I was blown away by the following two charts from Jeffrey Snider’s article
titled “The European Basis For New Monetary Science“.
As most of you probably know, the Mario Draghi-led ECB embarked on a
‘suped-up’ QE program in March of 2015. The idea behind this program was that
by monetising 60B euros of bonds per month the ECB would promote faster
credit expansion throughout Europe. The two charts from the aforelinked
Snider article show the results to April-2016.

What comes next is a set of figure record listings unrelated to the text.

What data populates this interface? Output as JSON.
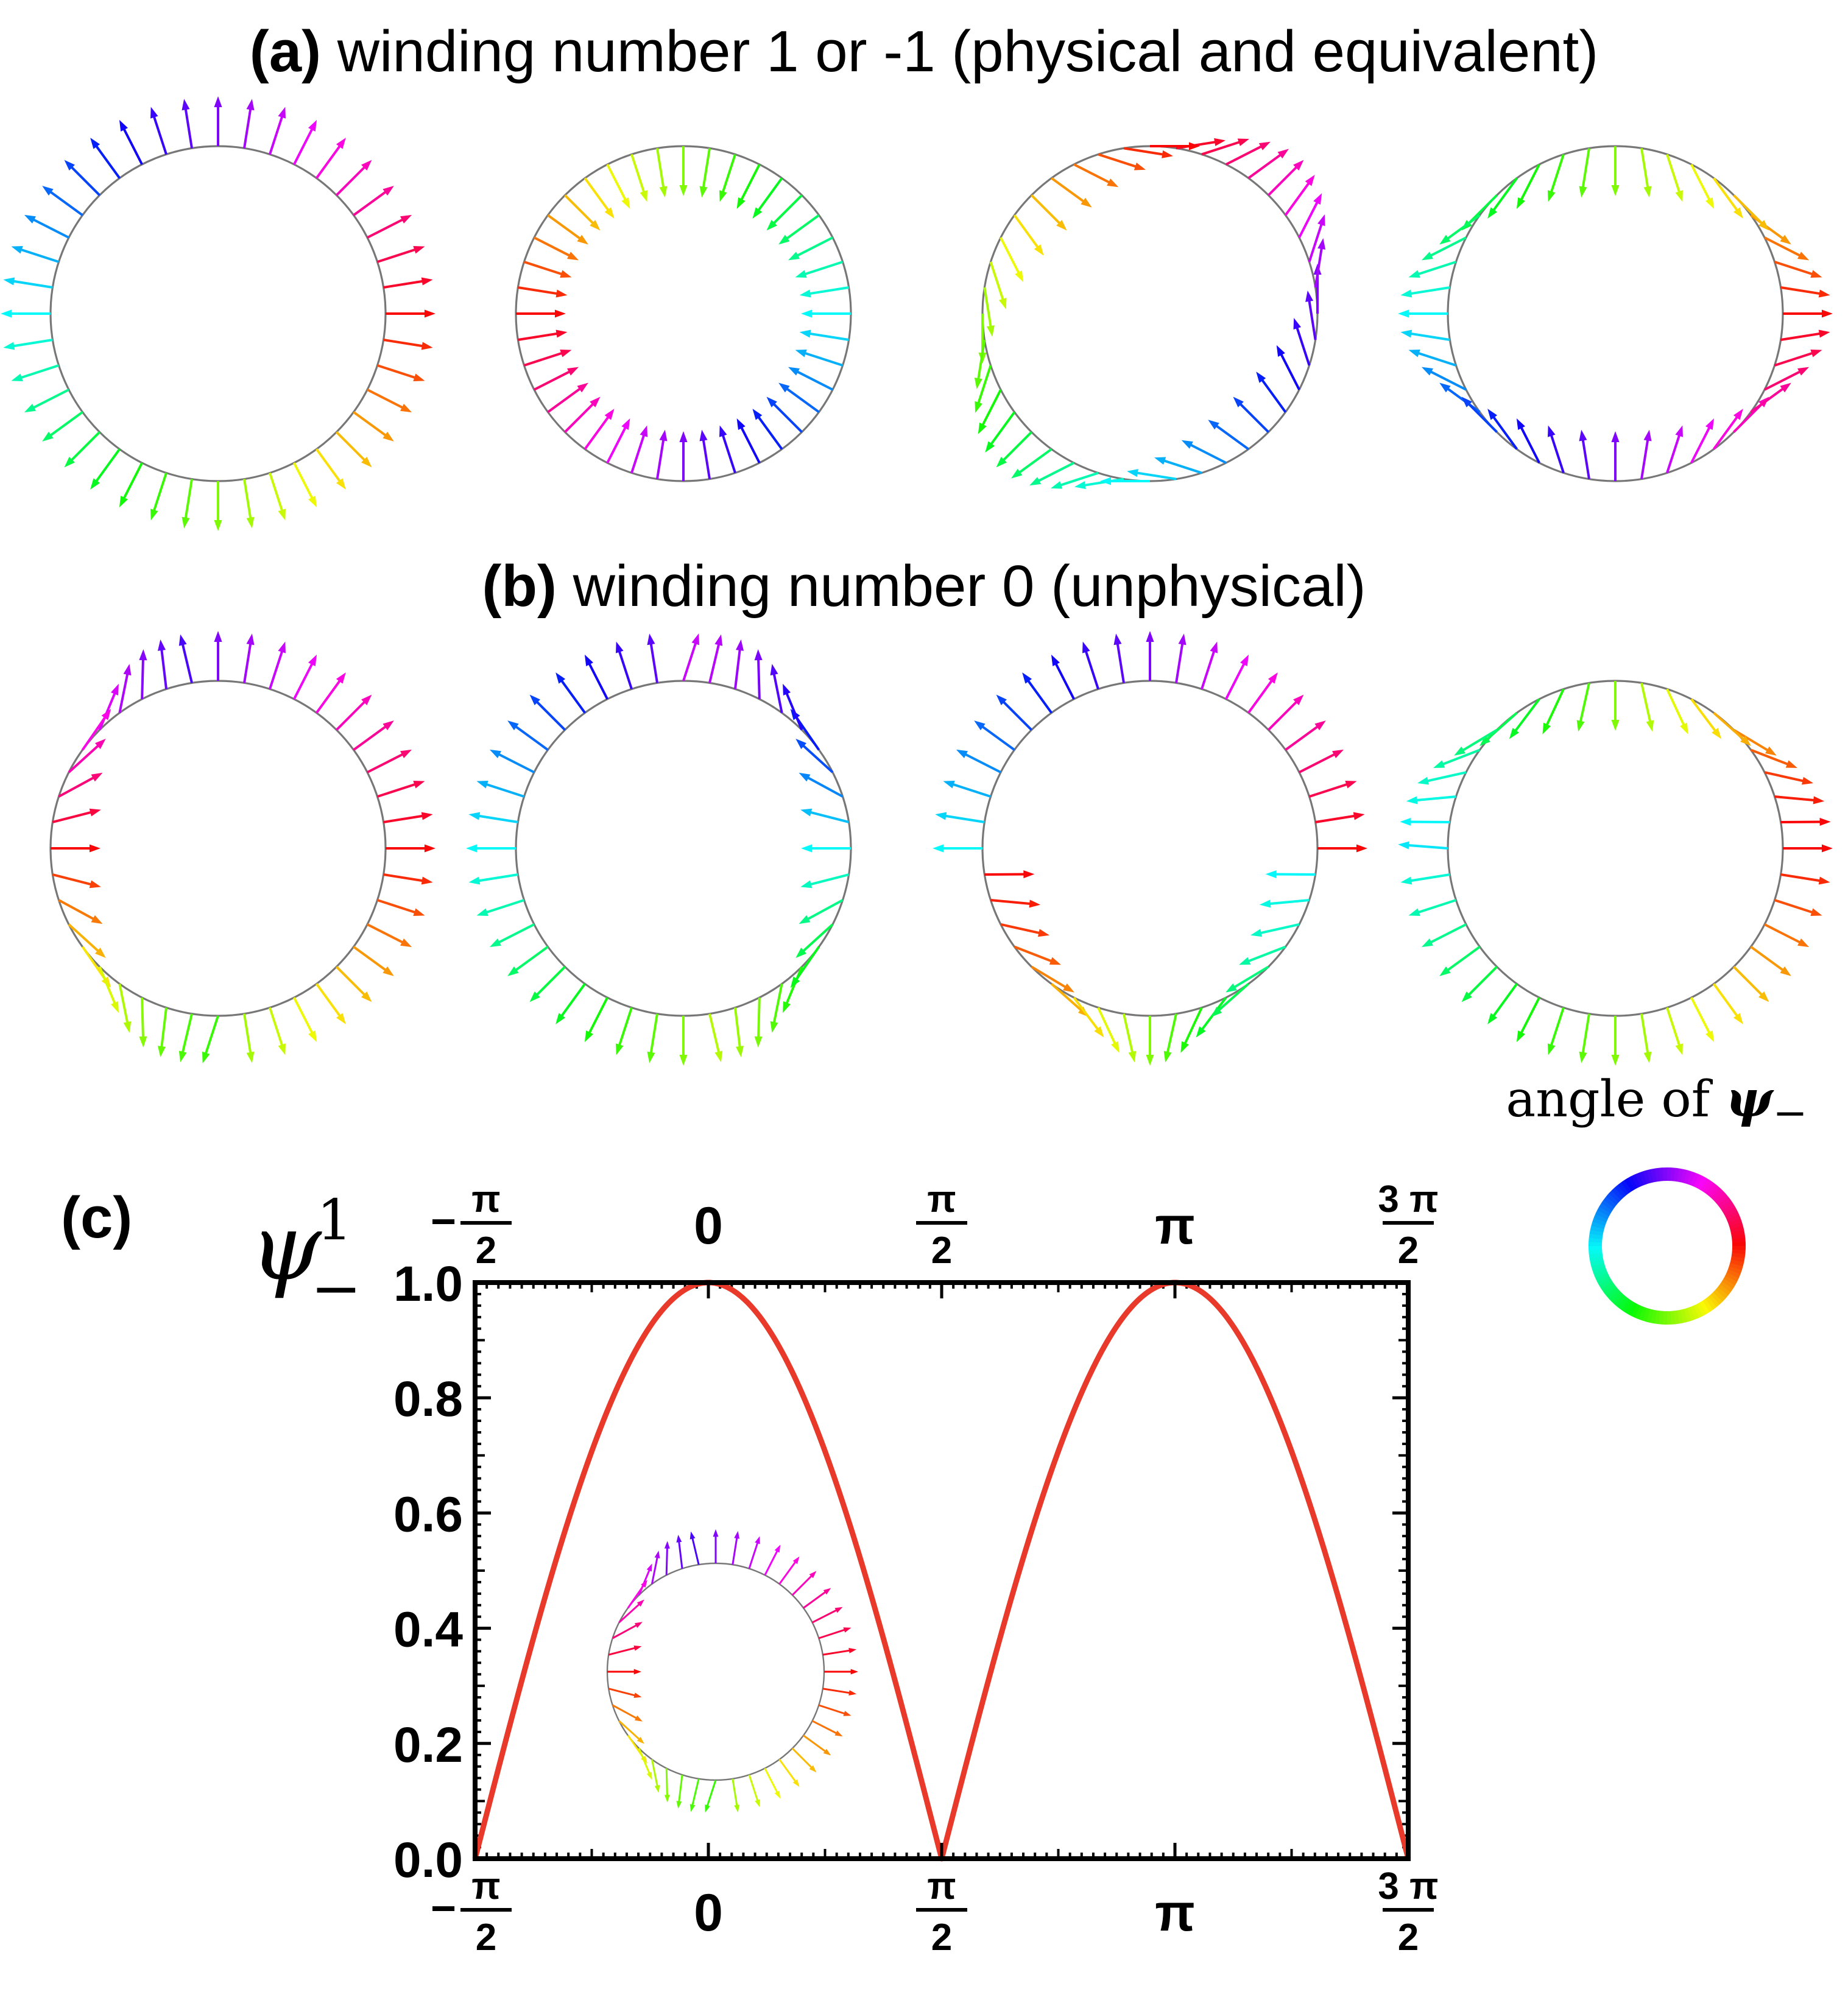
{
  "panel_a": {
    "label": "(a)",
    "title": "winding number 1 or -1 (physical and equivalent)",
    "patterns": [
      "outward",
      "inward",
      "spin-up",
      "spin-side"
    ]
  },
  "panel_b": {
    "label": "(b)",
    "title": "winding number 0 (unphysical)",
    "patterns": [
      "zero-right",
      "zero-left",
      "zero-up",
      "zero-side"
    ]
  },
  "panel_c": {
    "label": "(c)"
  },
  "legend": {
    "label_text": "angle of ",
    "label_symbol": "ψ",
    "label_subscript": "−",
    "ring_colors": [
      "#ff0000",
      "#ffff00",
      "#00ff00",
      "#00ffff",
      "#0000ff",
      "#ff00ff"
    ]
  },
  "chart_data": {
    "type": "line",
    "ylabel": "ψ",
    "ylabel_superscript": "1",
    "ylabel_subscript": "−",
    "xlim": [
      -1.5708,
      4.7124
    ],
    "ylim": [
      0,
      1
    ],
    "x_ticks": [
      {
        "value": -1.5708,
        "sign": "−",
        "num": "π",
        "den": "2"
      },
      {
        "value": 0,
        "text": "0"
      },
      {
        "value": 1.5708,
        "sign": "",
        "num": "π",
        "den": "2"
      },
      {
        "value": 3.1416,
        "text": "π"
      },
      {
        "value": 4.7124,
        "sign": "",
        "num": "3 π",
        "den": "2"
      }
    ],
    "y_ticks": [
      {
        "value": 0.0,
        "text": "0.0"
      },
      {
        "value": 0.2,
        "text": "0.2"
      },
      {
        "value": 0.4,
        "text": "0.4"
      },
      {
        "value": 0.6,
        "text": "0.6"
      },
      {
        "value": 0.8,
        "text": "0.8"
      },
      {
        "value": 1.0,
        "text": "1.0"
      }
    ],
    "series": [
      {
        "function": "|cos(x)|",
        "color": "#e8392a"
      }
    ],
    "inset": {
      "pattern": "zero-right"
    }
  }
}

The first chart shows that as at April-2016, 727 billion euros of ECB
asset monetisation had been accompanied by an increase in total lending of
only 71 billion euros. As neatly summarised by Snider, this means that there
was less than one euro in additional lending for every ten in ECB
foolishness.
The second chart shows loans to European non-financial corporations, which
actually contracted slightly during the first 13 months of the ECB’s suped-up
credit-expansion program.
The QE program was therefore a total failure even by the jaundiced
standards of the central-banking world, that is, it failed even ignoring the
reality that faster credit expansion cannot possibly be good for an economy
labouring under the weight of excessive debt. The weirdest thing is, the
obvious failure is not viewed by Draghi as evidence that QE doesn’t do what
it is supposed to do. Instead, it is viewed as evidence that more of the same
is needed. Hence the increase in the pace of asset monetisation from 60B to
80B euros per month announced in March-2016 and implemented this month.
I shudder to think how Draghi’s monetary experiment will end.